Medical personnel in Spain and the Czech Republic have reported that the coronavirus rapid tests their respective countries have received from China are faulty and have a high error rate.
Several labs in Spanish hospitals have reported that the test kits they purchased, manufactured by Chinese company Bioeasy and based in Shenzhen, have a sensitivity of 30% when the sensitivity should be above 80%, Spanish newspaper El País reported Thursday. Due to the test’s lack of reliability, medical personnel in Spain have switched back to the PCR test, which takes up to four hours for a diagnosis, while rapid tests take between 10 to 15 minutes. (RELATED: Chinese Propaganda Has Infected Daily Mail’s Coronavirus Coverage)
The Spanish government purchased 340,000 tests from the Chinese company, a similar quantity to the tests ordered by the Czech Republic, where medical personnel also report an 80% failure rate. China has been attempting to deepen ties with Europe by supplying countries like Italy, Greece, Bulgaria, and Slovenia with medical equipment and testing amid the outbreak.
Prague Morning reported Thursday that the Chinese tests, worth over $2 million, were showing false positives and false negative results. Health officials determined the failure rate was too high and the tests were unreliable.
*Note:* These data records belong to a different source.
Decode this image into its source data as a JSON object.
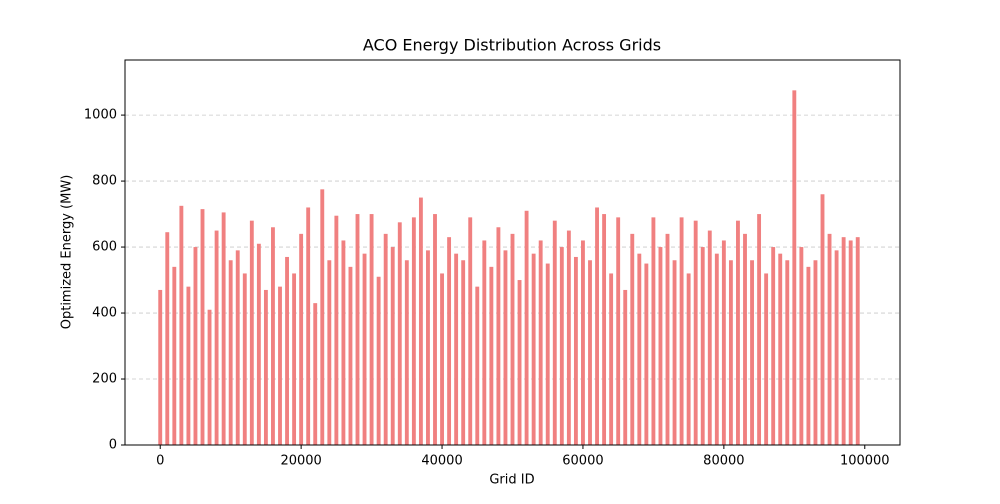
{
  "chart_data": {
    "type": "bar",
    "title": "ACO Energy Distribution Across Grids",
    "x_label": "Grid ID",
    "y_label": "Optimized Energy (MW)",
    "color": "#f08080",
    "grid": true,
    "x": [
      0,
      1000,
      2000,
      3000,
      4000,
      5000,
      6000,
      7000,
      8000,
      9000,
      10000,
      11000,
      12000,
      13000,
      14000,
      15000,
      16000,
      17000,
      18000,
      19000,
      20000,
      21000,
      22000,
      23000,
      24000,
      25000,
      26000,
      27000,
      28000,
      29000,
      30000,
      31000,
      32000,
      33000,
      34000,
      35000,
      36000,
      37000,
      38000,
      39000,
      40000,
      41000,
      42000,
      43000,
      44000,
      45000,
      46000,
      47000,
      48000,
      49000,
      50000,
      51000,
      52000,
      53000,
      54000,
      55000,
      56000,
      57000,
      58000,
      59000,
      60000,
      61000,
      62000,
      63000,
      64000,
      65000,
      66000,
      67000,
      68000,
      69000,
      70000,
      71000,
      72000,
      73000,
      74000,
      75000,
      76000,
      77000,
      78000,
      79000,
      80000,
      81000,
      82000,
      83000,
      84000,
      85000,
      86000,
      87000,
      88000,
      89000,
      90000,
      91000,
      92000,
      93000,
      94000,
      95000,
      96000,
      97000,
      98000,
      99000
    ],
    "values": [
      470,
      645,
      540,
      725,
      480,
      600,
      715,
      410,
      650,
      705,
      560,
      590,
      520,
      680,
      610,
      470,
      660,
      480,
      570,
      520,
      640,
      720,
      430,
      775,
      560,
      695,
      620,
      540,
      700,
      580,
      700,
      510,
      640,
      600,
      675,
      560,
      690,
      750,
      590,
      700,
      520,
      630,
      580,
      560,
      690,
      480,
      620,
      540,
      660,
      590,
      640,
      500,
      710,
      580,
      620,
      550,
      680,
      600,
      650,
      570,
      620,
      560,
      720,
      700,
      520,
      690,
      470,
      640,
      580,
      550,
      690,
      600,
      640,
      560,
      690,
      520,
      680,
      600,
      650,
      580,
      620,
      560,
      680,
      640,
      560,
      700,
      520,
      600,
      580,
      560,
      1075,
      600,
      540,
      560,
      760,
      640,
      590,
      630,
      620,
      630
    ],
    "xlim": [
      -5000,
      105000
    ],
    "xticks": [
      0,
      20000,
      40000,
      60000,
      80000,
      100000
    ],
    "ylim": [
      0,
      1167
    ],
    "yticks": [
      0,
      200,
      400,
      600,
      800,
      1000
    ]
  }
}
“We used the tests on those who came to the testing station. Fortunately, we also took samples for further testing and thus learned about the error rate of the tests,” Pavla Svrčinová, a hygienist from the Ostrava region of the country said according to the Prague Morning.
Some Czech hospitals will also be returning to conventional testing methods, but only 900 such tests can be processed each day, Taiwan News reported.
A government official from the National Institute of Public Health in the Czech Republic, however, claims that the tests should only have a “supporting role” in testing, and that the tests can’t detect the virus in the first five to seven days after a person is infected, according to Prague Morning.
The Chinese embassy in Spain said on its Twitter account that the Bioeasy test kits Spanish hospitals were using had not been approved by China’s National Medical Products Administration, and claims they were not included in the medical supplies sent by the Chinese government to Spain, the South China Morning Post reported Thursday.
— Embajada de China en España (@ChinaEmbEsp) March 26, 2020
“The Chinese Ministry of Commerce offered Spain a list of approved suppliers, in which Shenzhen Bioeasy Biotechnology was not included,” the embassy says in the tweet.